Chronique lussassoise

– Je hais les samedis à Lussas comme je vomissais les dimanches quand j’étais gamine, tonna Martine. Ça se vide de partout, ça sent l’ennui prochain, les atroces fins de mois d’août et la rentrée qui pue. Beuh !

Le concert du Green battait son plein et Franck n’entendait pas la moitié de ses paroles. Il hurla dans ses oreilles :

– Moi j’ai passé la semaine à croiser des gens qui me demandaient « qu’est-c’tu deviens ? » ; à force de répéter chômage ceci et galère cela, j’ai presque l’impression que c’est une activité à part entière !

Martine lui décocha un demi-sourire.

– T’as fait ta liste au moins ?

C’était le rituel : le best of de la semaine toutes catégories confondues. Elle se colla un peu plus à lui :

– Si t’avais eu le courage de te lever ce matin, il y a un film qui t’aurait suffi, à lui seul. Mais on peut pas courir tous les lièvres, n’est-ce pas ?

Franck ne releva pas cette nouvelle allusion à ses virées nocturnes. Lussas c’était ça aussi.

– Bon, c’est quoi ce film ?

– Toi, Waguih : c’est un film pour toi, pour nous ; un film où les enjeux généalogiques se résolvent par quelque chose… de l’ordre de la scénographie.

– Ça existe encore ?

– Oui monsieur. Un fils et son père, deux corps, deux formes dont la place dans un cadre en dit plus que bien des discours : la question de la bonne distance n’est pas psychologique, elle est toujours physique. Les enjeux d’espace permettent une résolution proprement, et peut-être même uniquement, cinématographique.

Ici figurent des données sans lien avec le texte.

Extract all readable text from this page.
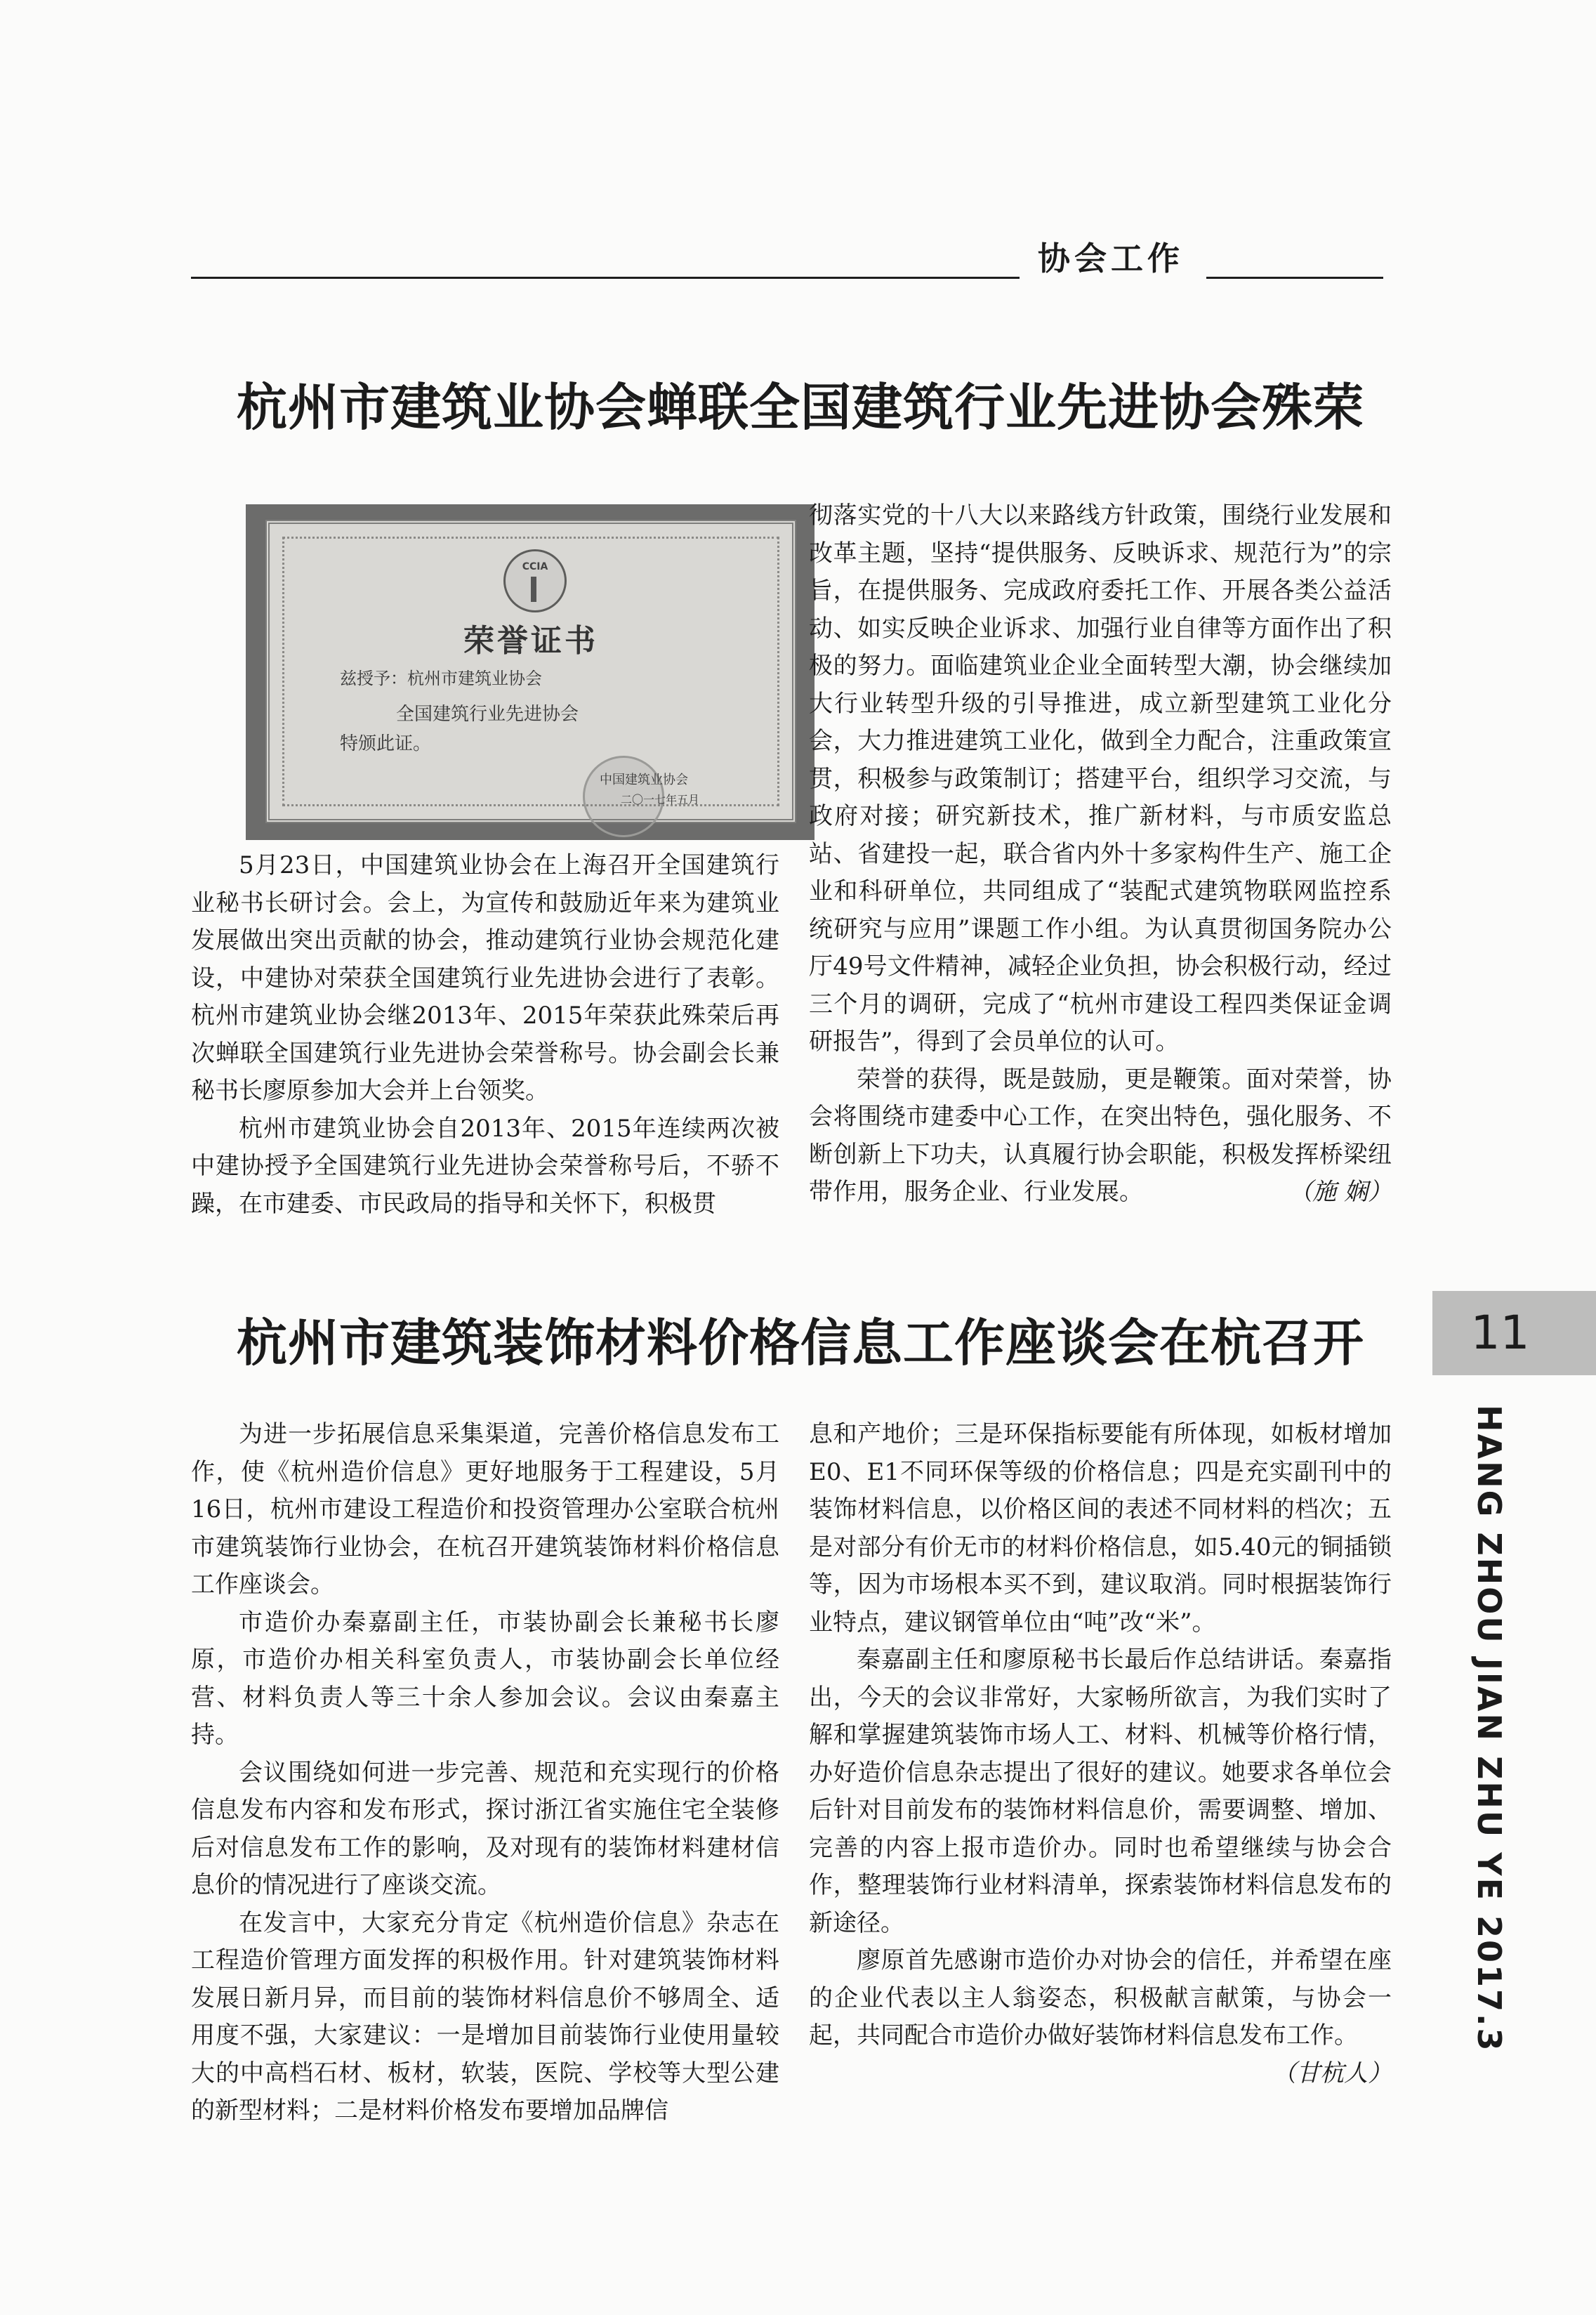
协会工作
杭州市建筑业协会蝉联全国建筑行业先进协会殊荣
CCIA
荣誉证书
兹授予：杭州市建筑业协会
全国建筑行业先进协会
特颁此证。
中国建筑业协会
二〇一七年五月

5月23日，中国建筑业协会在上海召开全国建筑行业秘书长研讨会。会上，为宣传和鼓励近年来为建筑业发展做出突出贡献的协会，推动建筑行业协会规范化建设，中建协对荣获全国建筑行业先进协会进行了表彰。杭州市建筑业协会继2013年、2015年荣获此殊荣后再次蝉联全国建筑行业先进协会荣誉称号。协会副会长兼秘书长廖原参加大会并上台领奖。

杭州市建筑业协会自2013年、2015年连续两次被中建协授予全国建筑行业先进协会荣誉称号后，不骄不躁，在市建委、市民政局的指导和关怀下，积极贯

彻落实党的十八大以来路线方针政策，围绕行业发展和改革主题，坚持“提供服务、反映诉求、规范行为”的宗旨，在提供服务、完成政府委托工作、开展各类公益活动、如实反映企业诉求、加强行业自律等方面作出了积极的努力。面临建筑业企业全面转型大潮，协会继续加大行业转型升级的引导推进，成立新型建筑工业化分会，大力推进建筑工业化，做到全力配合，注重政策宣贯，积极参与政策制订；搭建平台，组织学习交流，与政府对接；研究新技术，推广新材料，与市质安监总站、省建投一起，联合省内外十多家构件生产、施工企业和科研单位，共同组成了“装配式建筑物联网监控系统研究与应用”课题工作小组。为认真贯彻国务院办公厅49号文件精神，减轻企业负担，协会积极行动，经过三个月的调研，完成了“杭州市建设工程四类保证金调研报告”，得到了会员单位的认可。

荣誉的获得，既是鼓励，更是鞭策。面对荣誉，协会将围绕市建委中心工作，在突出特色，强化服务、不断创新上下功夫，认真履行协会职能，积极发挥桥梁纽带作用，服务企业、行业发展。	（施 娴）

杭州市建筑装饰材料价格信息工作座谈会在杭召开

为进一步拓展信息采集渠道，完善价格信息发布工作，使《杭州造价信息》更好地服务于工程建设，5月16日，杭州市建设工程造价和投资管理办公室联合杭州市建筑装饰行业协会，在杭召开建筑装饰材料价格信息工作座谈会。

市造价办秦嘉副主任，市装协副会长兼秘书长廖原，市造价办相关科室负责人，市装协副会长单位经营、材料负责人等三十余人参加会议。会议由秦嘉主持。

会议围绕如何进一步完善、规范和充实现行的价格信息发布内容和发布形式，探讨浙江省实施住宅全装修后对信息发布工作的影响，及对现有的装饰材料建材信息价的情况进行了座谈交流。

在发言中，大家充分肯定《杭州造价信息》杂志在工程造价管理方面发挥的积极作用。针对建筑装饰材料发展日新月异，而目前的装饰材料信息价不够周全、适用度不强，大家建议：一是增加目前装饰行业使用量较大的中高档石材、板材，软装，医院、学校等大型公建的新型材料；二是材料价格发布要增加品牌信

息和产地价；三是环保指标要能有所体现，如板材增加E0、E1不同环保等级的价格信息；四是充实副刊中的装饰材料信息，以价格区间的表述不同材料的档次；五是对部分有价无市的材料价格信息，如5.40元的铜插锁等，因为市场根本买不到，建议取消。同时根据装饰行业特点，建议钢管单位由“吨”改“米”。

秦嘉副主任和廖原秘书长最后作总结讲话。秦嘉指出，今天的会议非常好，大家畅所欲言，为我们实时了解和掌握建筑装饰市场人工、材料、机械等价格行情，办好造价信息杂志提出了很好的建议。她要求各单位会后针对目前发布的装饰材料信息价，需要调整、增加、完善的内容上报市造价办。同时也希望继续与协会合作，整理装饰行业材料清单，探索装饰材料信息发布的新途径。

廖原首先感谢市造价办对协会的信任，并希望在座的企业代表以主人翁姿态，积极献言献策，与协会一起，共同配合市造价办做好装饰材料信息发布工作。
（甘杭人）

11
HANG ZHOU JIAN ZHU YE 2017.3
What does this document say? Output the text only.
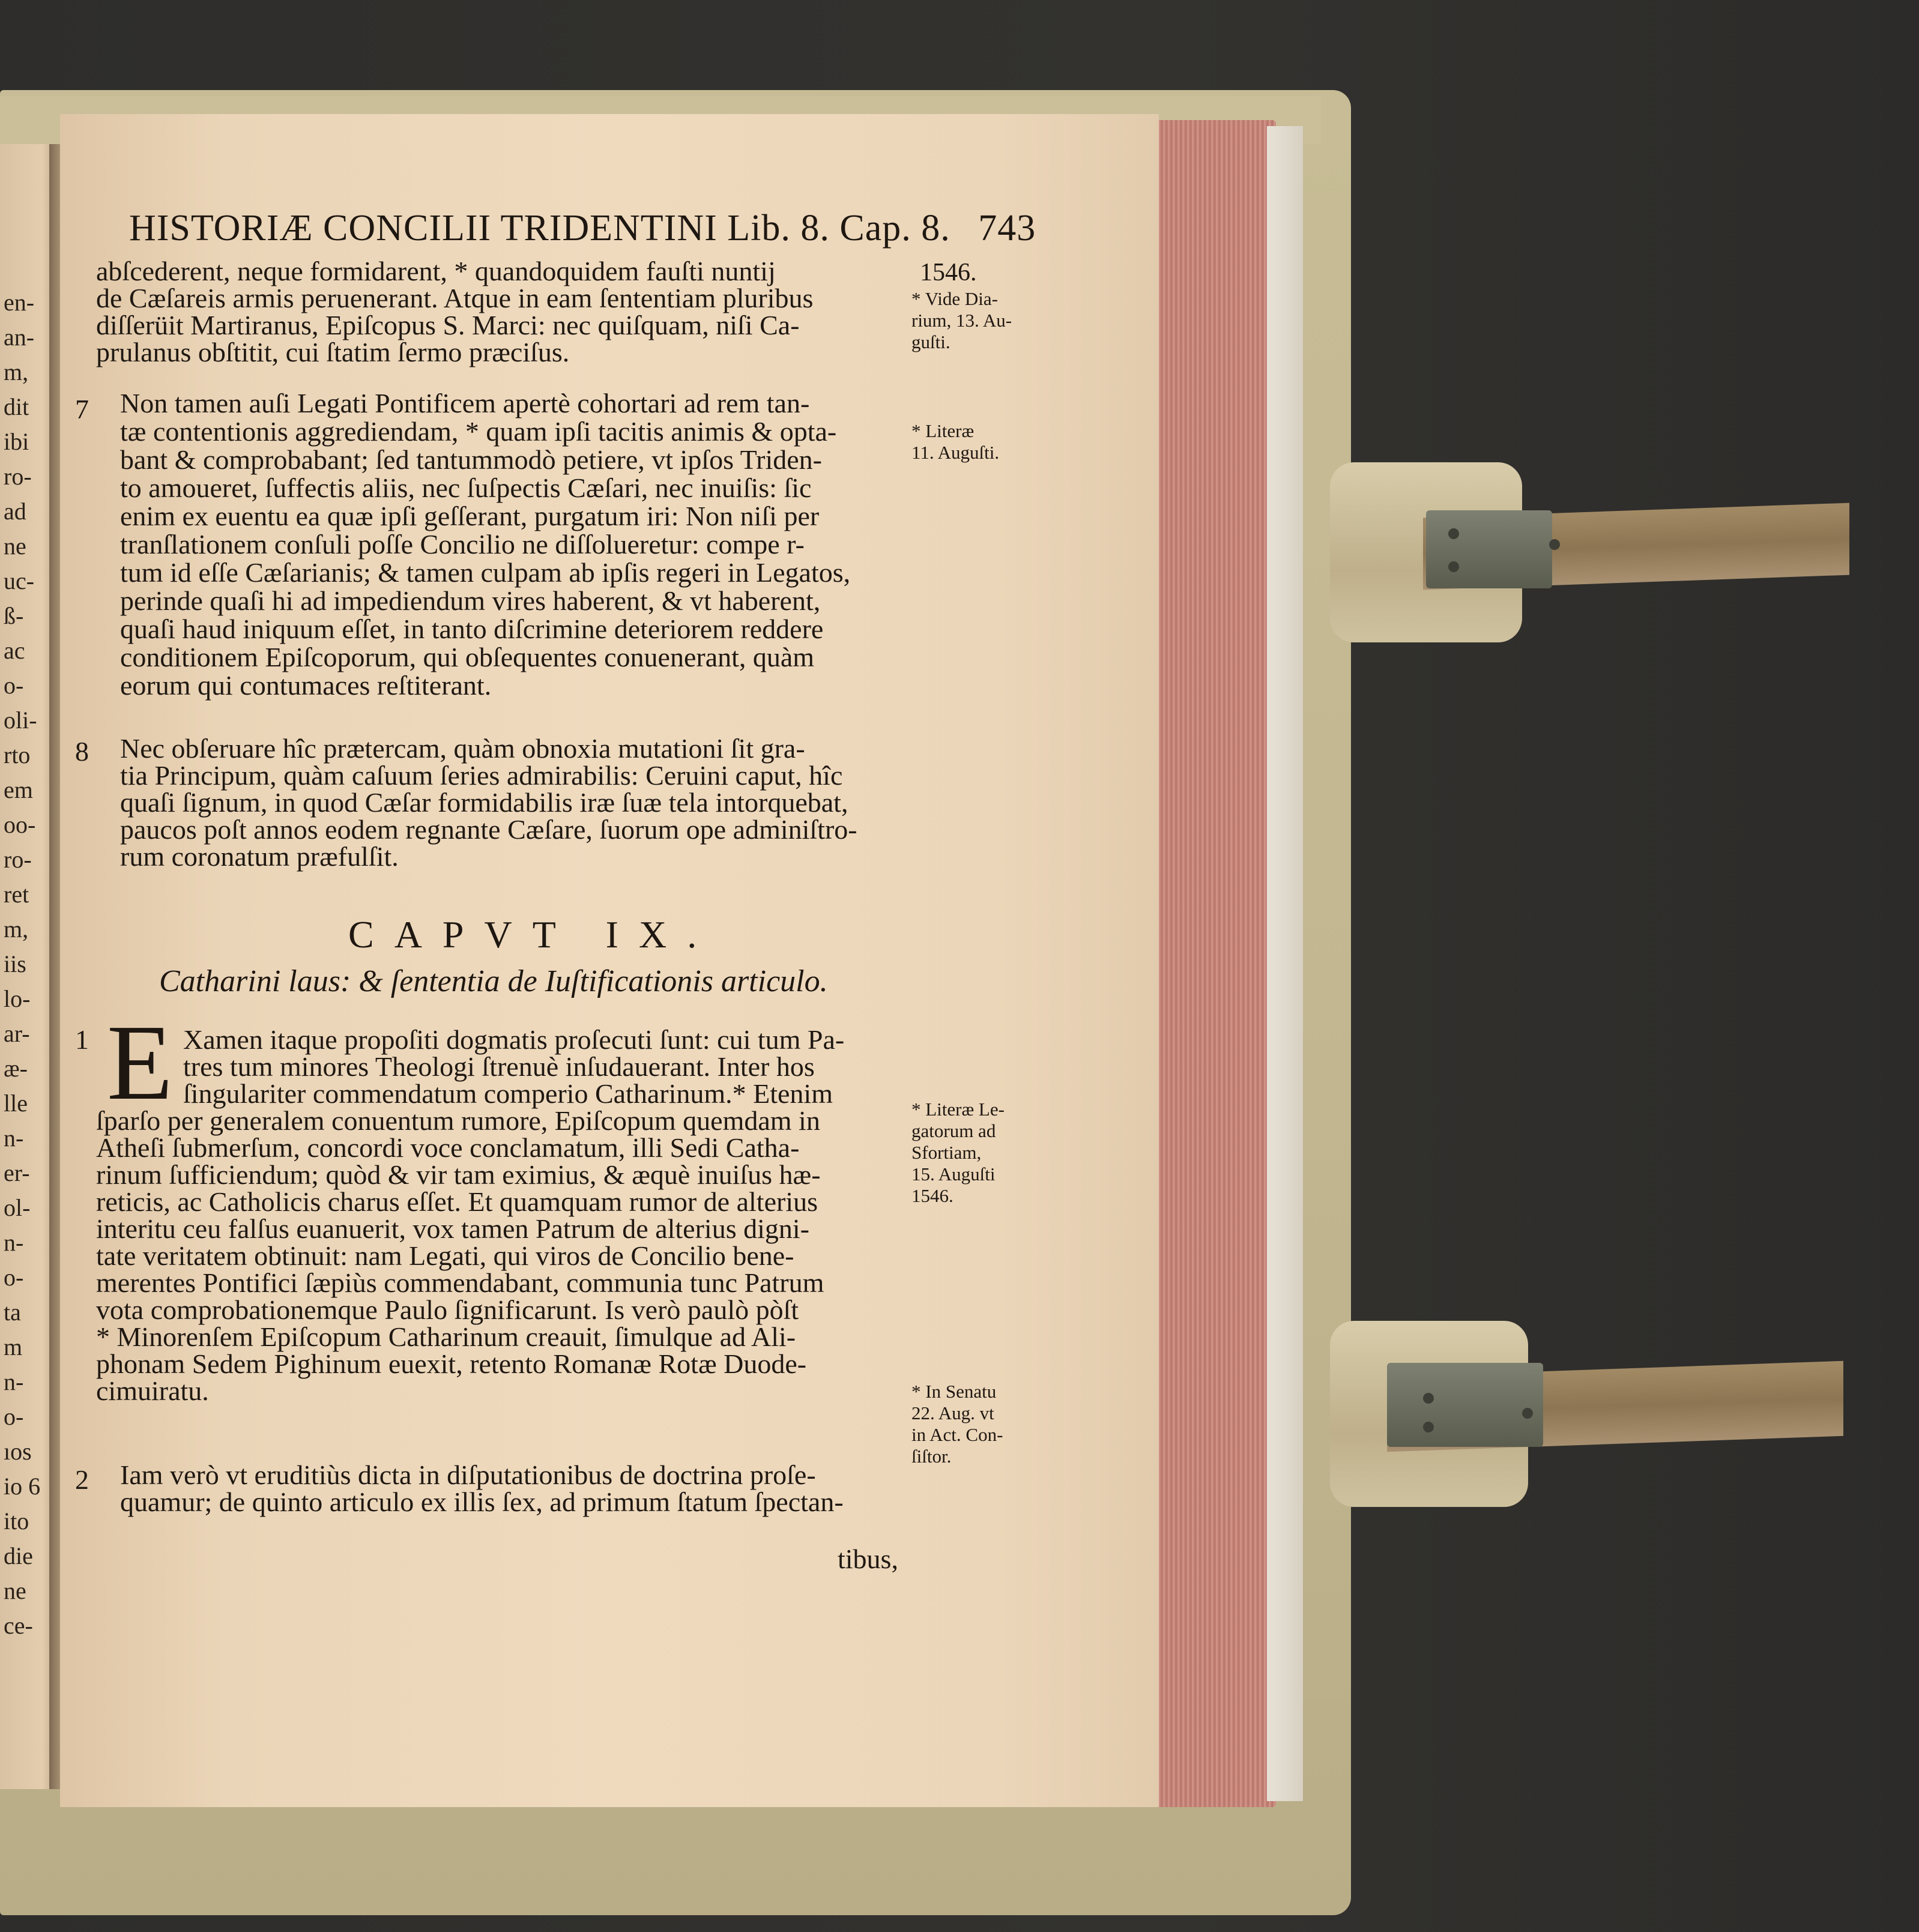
en-
an-
m,
dit
ibi
ro-
ad
ne
uc-
ß-
ac
o-
oli-
rto
em
oo-
ro-
ret
m,
iis
lo-
ar-
æ-
lle
n-
er-
ol-
n-
o-
ta
m
n-
o-
ıos
io 6
ito
die
ne
ce-
HISTORIÆ CONCILII TRIDENTINI Lib. 8. Cap. 8. 743
abſcederent, neque formidarent, * quandoquidem fauſti nuntij
de Cæſareis armis peruenerant. Atque in eam ſententiam pluribus
diſſerüit Martiranus, Epiſcopus S. Marci: nec quiſquam, niſi Ca-
prulanus obſtitit, cui ſtatim ſermo præciſus.
7 Non tamen auſi Legati Pontificem apertè cohortari ad rem tan-
tæ contentionis aggrediendam, * quam ipſi tacitis animis & opta-
bant & comprobabant; ſed tantummodò petiere, vt ipſos Triden-
to amoueret, ſuffectis aliis, nec ſuſpectis Cæſari, nec inuiſis: ſic
enim ex euentu ea quæ ipſi geſſerant, purgatum iri: Non niſi per
tranſlationem conſuli poſſe Concilio ne diſſolueretur: compe r-
tum id eſſe Cæſarianis; & tamen culpam ab ipſis regeri in Legatos,
perinde quaſi hi ad impediendum vires haberent, & vt haberent,
quaſi haud iniquum eſſet, in tanto diſcrimine deteriorem reddere
conditionem Epiſcoporum, qui obſequentes conuenerant, quàm
eorum qui contumaces reſtiterant.
8 Nec obſeruare hîc prætercam, quàm obnoxia mutationi ſit gra-
tia Principum, quàm caſuum ſeries admirabilis: Ceruini caput, hîc
quaſi ſignum, in quod Cæſar formidabilis iræ ſuæ tela intorquebat,
paucos poſt annos eodem regnante Cæſare, ſuorum ope adminiſtro-
rum coronatum præfulſit.
CAPVT IX.
Catharini laus: & ſententia de Iuſtificationis articulo.
1 E Xamen itaque propoſiti dogmatis proſecuti ſunt: cui tum Pa-
tres tum minores Theologi ſtrenuè inſudauerant. Inter hos
ſingulariter commendatum comperio Catharinum.* Etenim
ſparſo per generalem conuentum rumore, Epiſcopum quemdam in
Atheſi ſubmerſum, concordi voce conclamatum, illi Sedi Catha-
rinum ſufficiendum; quòd & vir tam eximius, & æquè inuiſus hæ-
reticis, ac Catholicis charus eſſet. Et quamquam rumor de alterius
interitu ceu falſus euanuerit, vox tamen Patrum de alterius digni-
tate veritatem obtinuit: nam Legati, qui viros de Concilio bene-
merentes Pontifici ſæpiùs commendabant, communia tunc Patrum
vota comprobationemque Paulo ſignificarunt. Is verò paulò pòſt
* Minorenſem Epiſcopum Catharinum creauit, ſimulque ad Ali-
phonam Sedem Pighinum euexit, retento Romanæ Rotæ Duode-
cimuiratu.
2 Iam verò vt eruditiùs dicta in diſputationibus de doctrina proſe-
quamur; de quinto articulo ex illis ſex, ad primum ſtatum ſpectan-
tibus,
1546.
* Vide Dia-
rium, 13. Au-
guſti.
* Literæ
11. Auguſti.
* Literæ Le-
gatorum ad
Sfortiam,
15. Auguſti
1546.
* In Senatu
22. Aug. vt
in Act. Con-
ſiſtor.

Le fils demande des comptes, le père rechigne au souvenir, renvoyant la quête du fils à sa vanité. Le film se nourrit de cette limite, en tire tous les bénéfices : quand les mots sont trop difficiles, il restera la mise en scène des corps pour dire l’amour.

– Oui, c’est arrivé de temps en temps cette semaine, de différentes manières : La Lettre jamais écrite, Le Ciel tourne… Des films qui tâchent de croire encore au plan, en tentant d’inventer les conditions nouvelles de sa possibilité.

Martine prit un air taquin :

– Tu vois tout est jouable, même filmer ses parents ! L’important, je crois, c’est qu’il n’y a pas de cinéma possible sans le fantasme de son innocence… ni de véritable modernité qui ne recherche la possibilité de son classicisme.

– C’est pas le tout ma belle, mais moi je vais danser.

Franck se fraya un chemin jusqu’au centre de la piste. Martine le suivit des yeux, puis se commanda une dernière Bourganel myrtille. La trentaine se déposait doucement sur elle ; à peine quelques fils de temps inquiétaient les traits si fins de son visage. Elle réalisa qu’elle serait sûrement amenée à croiser Jérôme pendant l’intégrale Godard à Beaubourg.

Est-ce qu’ils allaient s’adresser la parole ?

Plus personne ne la prenait pour Lillian Gish, ça lui manquait un peu.

Gaël Lépingle

Chronique lussassoise

La nuit avait été longue. Promenade champêtre après la fermeture du Blue Bar, puis Franck l’avait laissée rentrer seule au camping. Martine, un peu ivre, étendue devant sa tente, se projetait des images anciennes sur fond de nuit noire. Elle pensait à Jérôme : sa Jalousie, sa possessivité… Et sa tristesse aussi, comme seule relation possible au cinéma : celle d’une messe déjà dite dont ils étaient les officiants jamais synchrones.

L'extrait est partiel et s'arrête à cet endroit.